I find this whole debate fascinating. I really dont see where ethics come into the picture, though I see where questions arise around integrity, influence, design, and truth.

To supplement examples of design issues in social media, for example, take Dave's: increase contributions. From my perspective this has little to do with what's on the screen (not including content -- selection of content and what is shown/not is key). It has more to do with the social dynamics, culture, community, and other matters of social practice.

Why are contributors contributing? Perhaps because they have a sense of the common good, and as motivates many wikipedians, they want to maintain accuracy and breadth of open-sourced knowledge. Or perhaps they're "contributing" to twitter because they've got an enormous ego and no sense of self restraint.

Clearly the term "contribute" loses its meaning very quickly when we get into social media, as nearly everything said or submitted is a contribution: social bookmarking, retweeting, blogging, commenting...

How does one "design" the social -- that's what interests me, and in particular, what kinds of social interactions, individual, interpersonal, social, and public, can be codified? What concepts do we need if we're to go from explaining a single user interaction on social media to the social dynamics of two or more users? Clearly the interactions are users with users, not users with software -- but we cant just use real world social interactions as our models. Mediation strips away face, body, and affect; it removes synchrony of time. etc etc.. there's plenty more...

So the question of influence is a very good one. It's probably not an ethical one, because "we" don't control the user, his/her perceptions, interests, choices, motives, or his/her experience. Personally I think "framing" may be a viable way to approach the issue of designing the social, as it shifts emphasis from "design" to "perspective", and in social interaction design it's mostly about shaping these nuanced social meanings and negotiations, not functions (as with so much product design or interface design -- and that's not to denigrate style, etc).

The matter does seem v interesting if the question is explored not in terms of our responsibilities as designers but in terms of the user experience: what kinds of users choose to retweet an influencer? what kinds of social incentives work with non-competitive users? are there ways to reduce the bias or distortion that leaderboards often produce? would there be a way to grow a service like twitter without it turning into a popularity contest for so many users? what social incentives do experts respond to, and could a system be designed to appeal to experts without attracting promoters?

as the motivation is often the other person, the matter of influencing the user does get interesting... are there ethics involved if a dating site is designed to keep users hopeful, voyeuristically engaged, addicted to checking for new flirts and message, and highly unlikely to get a real date? dunno, that's the business of dating sites, none of which would survive if they did what the claim to do.
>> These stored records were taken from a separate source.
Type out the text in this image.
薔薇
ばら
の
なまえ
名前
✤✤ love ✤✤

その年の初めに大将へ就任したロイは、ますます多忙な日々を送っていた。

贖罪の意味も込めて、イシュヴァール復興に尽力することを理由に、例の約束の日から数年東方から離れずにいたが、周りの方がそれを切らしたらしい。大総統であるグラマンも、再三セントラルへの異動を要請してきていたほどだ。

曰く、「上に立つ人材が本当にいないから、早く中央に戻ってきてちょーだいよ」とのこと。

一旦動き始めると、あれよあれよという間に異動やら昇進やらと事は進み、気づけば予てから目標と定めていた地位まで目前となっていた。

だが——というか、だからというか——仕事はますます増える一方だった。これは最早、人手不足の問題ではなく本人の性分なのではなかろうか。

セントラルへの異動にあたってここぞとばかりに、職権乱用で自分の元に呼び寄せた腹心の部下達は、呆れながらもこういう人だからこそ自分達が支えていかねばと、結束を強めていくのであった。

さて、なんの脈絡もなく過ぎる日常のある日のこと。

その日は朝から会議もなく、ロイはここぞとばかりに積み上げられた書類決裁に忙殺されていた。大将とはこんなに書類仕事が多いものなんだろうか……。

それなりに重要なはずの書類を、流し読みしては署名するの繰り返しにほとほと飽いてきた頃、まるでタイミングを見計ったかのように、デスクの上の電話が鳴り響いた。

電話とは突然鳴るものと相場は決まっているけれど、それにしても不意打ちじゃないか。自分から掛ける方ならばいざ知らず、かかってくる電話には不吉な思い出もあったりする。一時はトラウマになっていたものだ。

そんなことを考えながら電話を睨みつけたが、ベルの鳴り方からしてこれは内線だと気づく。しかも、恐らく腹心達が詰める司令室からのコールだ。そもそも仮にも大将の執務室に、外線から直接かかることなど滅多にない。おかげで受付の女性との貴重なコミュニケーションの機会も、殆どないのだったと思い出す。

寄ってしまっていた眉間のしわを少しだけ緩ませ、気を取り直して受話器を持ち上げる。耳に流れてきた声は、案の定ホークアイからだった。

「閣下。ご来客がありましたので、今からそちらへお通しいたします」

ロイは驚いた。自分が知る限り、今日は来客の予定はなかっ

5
we need to bear in mind that most social media, and perhaps a great deal of software in general, operate in failure mode much of the time. twitter is not conversational. followers are not friends. facebook is not social. many modern social systems are but a disaster waiting to happen. so how do we talk about influence and incentives if in fact much user activity fails to communicate, is ambiguous in its intent, is redundant with contributions elsewhere, goes unresponded to, is out of context... if so much of social media interaction is actually handling of failure, responding to breakdown, bridging misunderstanding, and otherwise social "error handling," then perhaps we ought to learn more about what "functional social media" means before worrying that we have too much influence... and I'll say right now that these errors and failures may in fact be the motor of participation on social media: we're into breakdowns, ambiguities, ambivalence, conflict, and drama.